Duas mulheres me encontram. Também estavam de moto. Uma morena a outra clara. O clima, a beleza e a sensação, lembram o céu, para quem lá foi. Então descem dois arcanjos neste contraste fiel de pele morena e clara sobre asas motorizadas. Cores das quais me agrado. Senti-me um querubim na presença angelical dos arcanjos que ali passaram.

Só nos olhamos. Eu sorri. Foi o meu angélico cumprimento.

E o jumento?

Ah. O jumento. Por pouco delirava eu na poesia do momento.
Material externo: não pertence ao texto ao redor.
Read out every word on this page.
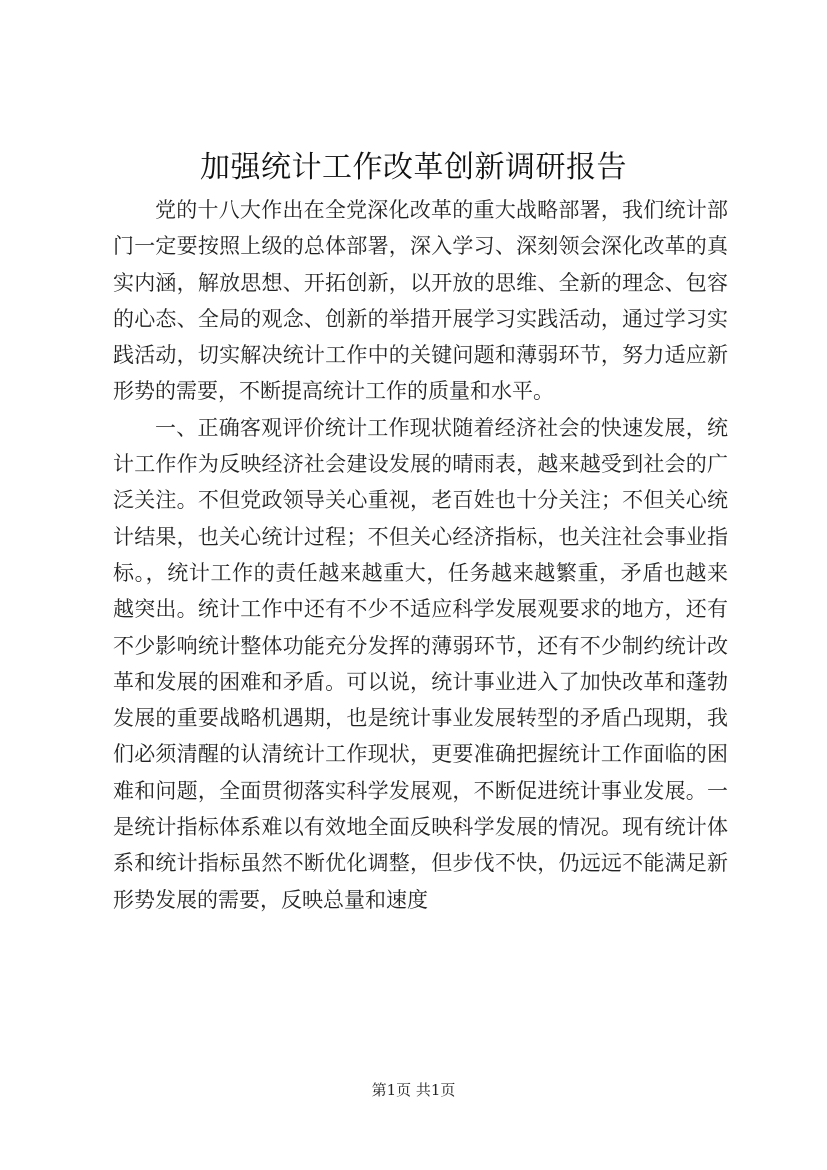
加强统计工作改革创新调研报告

党的十八大作出在全党深化改革的重大战略部署，我们统计部门一定要按照上级的总体部署，深入学习、深刻领会深化改革的真实内涵，解放思想、开拓创新，以开放的思维、全新的理念、包容的心态、全局的观念、创新的举措开展学习实践活动，通过学习实践活动，切实解决统计工作中的关键问题和薄弱环节，努力适应新形势的需要，不断提高统计工作的质量和水平。

一、正确客观评价统计工作现状随着经济社会的快速发展，统计工作作为反映经济社会建设发展的晴雨表，越来越受到社会的广泛关注。不但党政领导关心重视，老百姓也十分关注；不但关心统计结果，也关心统计过程；不但关心经济指标，也关注社会事业指标。，统计工作的责任越来越重大，任务越来越繁重，矛盾也越来越突出。统计工作中还有不少不适应科学发展观要求的地方，还有不少影响统计整体功能充分发挥的薄弱环节，还有不少制约统计改革和发展的困难和矛盾。可以说，统计事业进入了加快改革和蓬勃发展的重要战略机遇期，也是统计事业发展转型的矛盾凸现期，我们必须清醒的认清统计工作现状，更要准确把握统计工作面临的困难和问题，全面贯彻落实科学发展观，不断促进统计事业发展。一是统计指标体系难以有效地全面反映科学发展的情况。现有统计体系和统计指标虽然不断优化调整，但步伐不快，仍远远不能满足新形势发展的需要，反映总量和速度

第1页 共1页
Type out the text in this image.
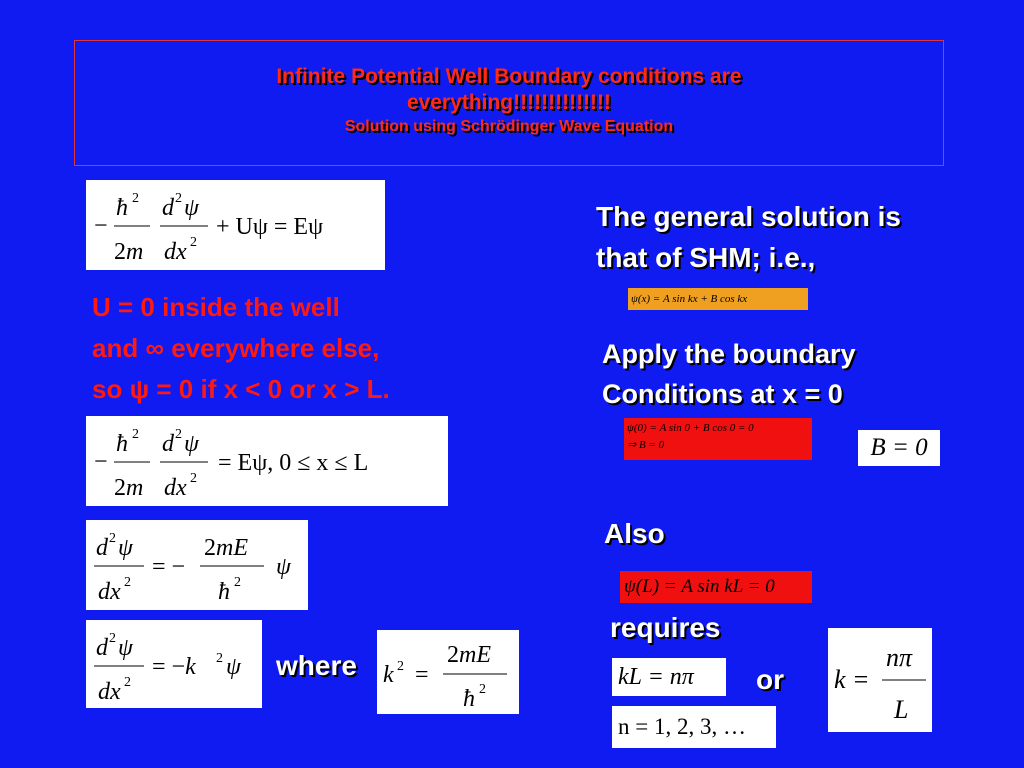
Infinite Potential Well Boundary conditions are
everything!!!!!!!!!!!!!!
Solution using Schrödinger Wave Equation
−
ħ 2
2m
d 2 ψ
dx 2
+ Uψ = Eψ
U = 0 inside the well
and ∞ everywhere else,
so ψ = 0 if x < 0 or x > L.
−
ħ 2
2m
d 2 ψ
dx 2
= Eψ, 0 ≤ x ≤ L
d 2 ψ
dx 2
= −
2mE
ħ 2
ψ
d 2 ψ
dx 2
= −k 2 ψ where k 2 =
2mE
ħ 2
The general solution is
that of SHM; i.e.,
ψ(x) = A sin kx + B cos kx
Apply the boundary
Conditions at x = 0
ψ(0) = A sin 0 + B cos 0 = 0
⇒ B = 0	B = 0
Also
ψ(L) = A sin kL = 0
requires
kL = nπ	or
n = 1, 2, 3, …
k =
nπ
L
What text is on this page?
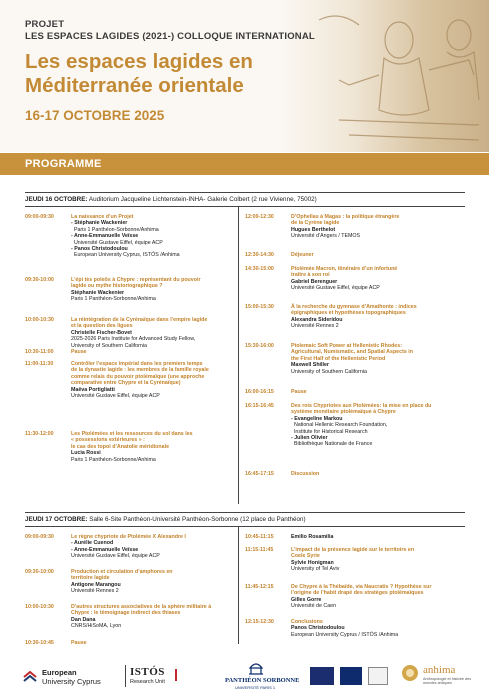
PROJET
LES ESPACES LAGIDES (2021-) COLLOQUE INTERNATIONAL
Les espaces lagides en
Méditerranée orientale
16-17 OCTOBRE 2025
PROGRAMME
JEUDI 16 OCTOBRE: Auditorium Jacqueline Lichtenstein-INHA- Galerie Colbert (2 rue Vivienne, 75002)
09:00-09:30	La naissance d’un Projet
- Stéphanie Wackenier
Paris 1 Panthéon-Sorbonne/Anhima
- Anne-Emmanuelle Veïsse
Université Gustave Eiffel, équipe ACP
- Panos Christodoulou
European University Cyprus, ISTÓS /Anhima
09:30-10:00	L’épi tès poleôs à Chypre : représentant du pouvoir
lagide ou mythe historiographique ?
Stéphanie Wackenier
Paris 1 Panthéon-Sorbonne/Anhima
10:00-10:30	La réintégration de la Cyrénaïque dans l’empire lagide
et la question des ligues
Christelle Fischer-Bovet
2025-2026 Paris Institute for Advanced Study Fellow,
University of Southern California
10:30-11:00	Pause
11:00-11:30	Contrôler l’espace impérial dans les premiers temps
de la dynastie lagide : les membres de la famille royale
comme relais du pouvoir ptolémaïque (une approche
comparative entre Chypre et la Cyrénaïque)
Maëva Portigliatti
Université Gustave Eiffel, équipe ACP
11:30-12:00	Les Ptolémées et les ressources du sol dans les
« possessions extérieures » :
le cas des topoi d’Anatolie méridionale
Lucia Rossi
Paris 1 Panthéon-Sorbonne/Anhima
12:00-12:30	D’Ophellas à Magas : la politique étrangère
de la Cyrène lagide
Hugues Berthelot
Université d’Angers / TEMOS
12:30-14:30	Déjeuner
14:30-15:00	Ptolémée Macron, itinéraire d’un infortuné
traître à son roi
Gabriel Berenguer
Université Gustave Eiffel, équipe ACP
15:00-15:30	À la recherche du gymnase d’Amathonte : indices
épigraphiques et hypothèses topographiques
Alexandra Siderídou
Université Rennes 2
15:30-16:00	Ptolemaic Soft Power at Hellenistic Rhodes:
Agricultural, Numismatic, and Spatial Aspects in
the First Half of the Hellenistic Period
Maxwell Shiller
University of Southern California
16:00-16:15	Pause
16:15-16:45	Des rois Chypriotes aux Ptolémées: la mise en place du
système monétaire ptolémaïque à Chypre
- Evangeline Markou
National Hellenic Research Foundation,
Institute for Historical Research
- Julien Olivier
Bibliothèque Nationale de France
16:45-17:15	Discussion
JEUDI 17 OCTOBRE: Salle 6-Site Panthéon-Université Panthéon-Sorbonne (12 place du Panthéon)
09:00-09:30	Le règne chypriote de Ptolémée X Alexandre I
- Aurélie Cuenod
- Anne-Emmanuelle Veïsse
Université Gustave Eiffel, équipe ACP
09:30-10:00	Production et circulation d’amphores en
territoire lagide
Antigone Marangou
Université Rennes 2
10:00-10:30	D’autres structures associatives de la sphère militaire à
Chypre : le témoignage indirect des thiases
Dan Dana
CNRS/HiSoMA, Lyon
10:30-10:45	Pause
10:45-11:15	Emilio Rosamilia
11:15-11:45	L’impact de la présence lagide sur le territoire en
Coele Syrie
Sylvie Honigman
University of Tel Aviv
11:45-12:15	De Chypre à la Thébaïde, via Naucratis ? Hypothèse sur
l’origine de l’habit drapé des stratèges ptolémaïques
Gilles Gorre
Université de Caen
12:15-12:30	Conclusions
Panos Christodoulou
European University Cyprus / ISTÓS /Anhima
European
University Cyprus
ISTÓS
Research Unit	PANTHÉON SORBONNE
UNIVERSITÉ PARIS 1
anhima
Anthropologie et histoire des mondes antiques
Jumento não tinha, já disse. Algumas rezes. Nada de cabra nem outro animal.

Mas, passei por um jumento. Parecia ser tão antigo quanto era o Gonzagão. Cabisbaixo, muchuré. Parecia mesmo velho e desprezado. As motos tomaram seu ofício.

Num brejo de Serra havia uma palhoça de palhas de coqueiros. Apesar do clima, fui tentado a me despir corpo e alma e ali mesmo refrescar os sovacos e as virilhas. Temi que o dono ou alguém aparecesse e me apagassem pelado confundindo com um mal fazejo, já que as únicas criaturas que conheço daquelas bandas são o Gilmar e a Daniele. Desisti.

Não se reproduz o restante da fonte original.